Cómo dejar atrás hábitos que drenan tu energía
Todo lo que repetís también afecta tu energía
Pablo Diego Calderon- Coach
5/27/20262 min read


Cómo dejar atrás hábitos que drenan tu energía
Muchas veces pensamos que el agotamiento viene únicamente de las responsabilidades, el trabajo o la falta de tiempo.
Pero en realidad, gran parte de nuestra energía también se consume en hábitos emocionales y mentales que repetimos todos los días sin darnos cuenta.
Pequeñas acciones, pensamientos o rutinas que parecen normales… pero que lentamente terminan desgastándonos.
La buena noticia es que los hábitos pueden cambiarse.
Y el primer paso es empezar a reconocer cuáles ya no te hacen bien.
Hábitos que pueden drenar tu energía emocional
Vivir sobrepensando todo
Pensar constantemente en el pasado, anticipar problemas o imaginar escenarios negativos genera un desgaste mental enorme.
La mente nunca descansa completamente y el cuerpo termina funcionando en estado de tensión constante.
Exigirte demasiado
Sentir que siempre tenés que hacer más, rendir más o resolver todo perfectamente puede llevarte al agotamiento emocional.
La autoexigencia sostenida muchas veces termina desconectándote del disfrute y del bienestar.
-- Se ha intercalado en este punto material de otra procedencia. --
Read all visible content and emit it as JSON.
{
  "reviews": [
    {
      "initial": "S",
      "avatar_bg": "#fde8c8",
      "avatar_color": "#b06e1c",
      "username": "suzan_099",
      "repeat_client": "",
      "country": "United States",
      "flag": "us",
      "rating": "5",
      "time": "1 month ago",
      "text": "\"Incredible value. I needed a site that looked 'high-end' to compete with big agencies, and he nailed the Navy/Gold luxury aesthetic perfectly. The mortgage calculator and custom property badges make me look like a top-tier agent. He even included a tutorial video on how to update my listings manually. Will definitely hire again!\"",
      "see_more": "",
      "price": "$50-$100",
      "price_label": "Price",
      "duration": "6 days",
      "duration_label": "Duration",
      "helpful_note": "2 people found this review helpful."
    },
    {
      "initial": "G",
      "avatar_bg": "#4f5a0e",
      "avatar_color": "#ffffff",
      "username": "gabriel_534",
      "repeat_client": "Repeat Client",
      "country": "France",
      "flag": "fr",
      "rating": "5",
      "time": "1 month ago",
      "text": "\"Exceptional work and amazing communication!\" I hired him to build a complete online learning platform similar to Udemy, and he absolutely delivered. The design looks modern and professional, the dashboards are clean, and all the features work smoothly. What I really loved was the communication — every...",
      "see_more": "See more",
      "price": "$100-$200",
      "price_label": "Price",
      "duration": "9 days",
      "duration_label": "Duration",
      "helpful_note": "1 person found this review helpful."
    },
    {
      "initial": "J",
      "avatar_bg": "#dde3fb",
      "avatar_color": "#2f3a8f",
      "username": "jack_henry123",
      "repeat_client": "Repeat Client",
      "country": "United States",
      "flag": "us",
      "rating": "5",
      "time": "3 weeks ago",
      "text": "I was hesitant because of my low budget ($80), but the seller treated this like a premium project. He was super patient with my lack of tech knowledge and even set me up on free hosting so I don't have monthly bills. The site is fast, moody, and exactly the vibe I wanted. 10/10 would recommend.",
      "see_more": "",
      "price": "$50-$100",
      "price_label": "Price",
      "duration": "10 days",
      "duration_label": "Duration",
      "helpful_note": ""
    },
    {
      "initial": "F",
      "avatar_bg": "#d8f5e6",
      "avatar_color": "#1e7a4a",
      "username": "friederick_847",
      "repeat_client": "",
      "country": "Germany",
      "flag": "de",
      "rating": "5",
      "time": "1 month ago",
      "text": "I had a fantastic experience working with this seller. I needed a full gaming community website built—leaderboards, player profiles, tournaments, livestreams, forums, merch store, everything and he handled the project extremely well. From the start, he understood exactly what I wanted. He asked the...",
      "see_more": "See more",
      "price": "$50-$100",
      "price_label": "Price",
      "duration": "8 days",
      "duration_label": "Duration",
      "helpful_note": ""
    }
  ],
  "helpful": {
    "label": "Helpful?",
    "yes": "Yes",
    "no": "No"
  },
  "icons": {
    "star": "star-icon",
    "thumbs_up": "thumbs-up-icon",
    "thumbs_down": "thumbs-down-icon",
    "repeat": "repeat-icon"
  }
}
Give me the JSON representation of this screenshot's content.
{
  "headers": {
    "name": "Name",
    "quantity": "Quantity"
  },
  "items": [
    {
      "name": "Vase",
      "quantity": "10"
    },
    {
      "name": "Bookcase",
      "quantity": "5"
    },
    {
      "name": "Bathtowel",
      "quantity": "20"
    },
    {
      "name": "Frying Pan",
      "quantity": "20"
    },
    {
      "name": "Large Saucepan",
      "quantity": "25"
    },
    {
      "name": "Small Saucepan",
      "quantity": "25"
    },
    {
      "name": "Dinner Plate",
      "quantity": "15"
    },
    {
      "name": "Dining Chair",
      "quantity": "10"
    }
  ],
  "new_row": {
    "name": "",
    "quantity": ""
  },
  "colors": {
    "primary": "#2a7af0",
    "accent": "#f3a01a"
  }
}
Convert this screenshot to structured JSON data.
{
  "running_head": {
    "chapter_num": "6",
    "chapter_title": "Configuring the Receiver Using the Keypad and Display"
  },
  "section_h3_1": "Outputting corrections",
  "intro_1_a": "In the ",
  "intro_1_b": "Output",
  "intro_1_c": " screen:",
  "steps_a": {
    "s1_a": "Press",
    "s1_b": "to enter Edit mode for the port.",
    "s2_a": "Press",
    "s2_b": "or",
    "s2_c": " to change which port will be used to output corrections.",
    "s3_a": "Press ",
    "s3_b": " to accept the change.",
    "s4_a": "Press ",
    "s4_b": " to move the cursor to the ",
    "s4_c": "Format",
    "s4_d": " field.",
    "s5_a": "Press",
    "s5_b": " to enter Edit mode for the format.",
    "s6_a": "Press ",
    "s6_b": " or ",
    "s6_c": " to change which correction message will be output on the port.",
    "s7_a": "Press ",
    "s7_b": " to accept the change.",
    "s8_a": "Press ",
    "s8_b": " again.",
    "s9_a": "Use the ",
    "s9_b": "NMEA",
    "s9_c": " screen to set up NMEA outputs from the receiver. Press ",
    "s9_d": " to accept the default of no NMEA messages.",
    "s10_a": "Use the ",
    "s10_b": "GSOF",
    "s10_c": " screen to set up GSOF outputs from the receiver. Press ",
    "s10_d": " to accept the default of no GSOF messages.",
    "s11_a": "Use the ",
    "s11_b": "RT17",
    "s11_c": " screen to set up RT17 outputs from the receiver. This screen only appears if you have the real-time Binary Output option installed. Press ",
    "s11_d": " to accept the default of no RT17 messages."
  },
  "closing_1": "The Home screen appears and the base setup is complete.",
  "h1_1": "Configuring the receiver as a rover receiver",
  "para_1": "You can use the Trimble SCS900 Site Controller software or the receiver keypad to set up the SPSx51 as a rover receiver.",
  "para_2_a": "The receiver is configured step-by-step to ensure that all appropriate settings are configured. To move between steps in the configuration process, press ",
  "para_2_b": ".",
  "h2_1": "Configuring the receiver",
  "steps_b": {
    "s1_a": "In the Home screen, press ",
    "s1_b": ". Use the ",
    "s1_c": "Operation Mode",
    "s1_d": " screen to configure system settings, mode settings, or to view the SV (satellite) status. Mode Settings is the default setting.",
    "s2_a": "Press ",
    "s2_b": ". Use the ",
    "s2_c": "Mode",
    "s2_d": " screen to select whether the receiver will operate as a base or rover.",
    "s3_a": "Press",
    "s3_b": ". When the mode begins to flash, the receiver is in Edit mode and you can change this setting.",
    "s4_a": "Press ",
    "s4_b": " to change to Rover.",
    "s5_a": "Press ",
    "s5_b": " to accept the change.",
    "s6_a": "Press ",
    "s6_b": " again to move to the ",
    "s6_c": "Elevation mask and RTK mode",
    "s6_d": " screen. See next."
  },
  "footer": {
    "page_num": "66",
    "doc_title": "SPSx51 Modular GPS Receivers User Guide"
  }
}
Compararte constantemente con otros
Las redes sociales y la necesidad de validación pueden hacer que sientas que nunca alcanzás.
Compararte permanentemente debilita la autoestima y hace que pierdas conexión con tu propio proceso.
Decir “sí” cuando querés decir “no”
No poner límites también consume muchísima energía.
Intentar complacer a todos, evitar conflictos o priorizar siempre a los demás puede dejarte emocionalmente vacía.
Hablarte mal a vos misma
Muchas personas tienen un diálogo interno muy duro sin siquiera notarlo.
Frases como:
“No puedo”
“Nunca hago nada bien”
“Seguro me va a salir mal”
terminan afectando profundamente el estado emocional y la confianza personal.
¿Cómo empezar a cambiar estos hábitos?
El cambio no ocurre de un día para el otro.
Empieza con pequeños pasos conscientes.
Con observarte más.
Con escucharte mejor.
Con dejar de normalizar aquello que te hace daño.
A veces no necesitás cambiar toda tu vida de golpe.
Tal vez solo necesitás empezar a elegir hábitos que te acerquen más a la calma, el equilibrio y el bienestar que merecés.
Tu energía también merece cuidado
Así como cuidás tus responsabilidades, tu trabajo o a otras personas, también es importante cuidar la relación que tenés con vos misma.
Porque muchas veces el verdadero cambio empieza cuando dejás de sostener hábitos que te apagan emocionalmente.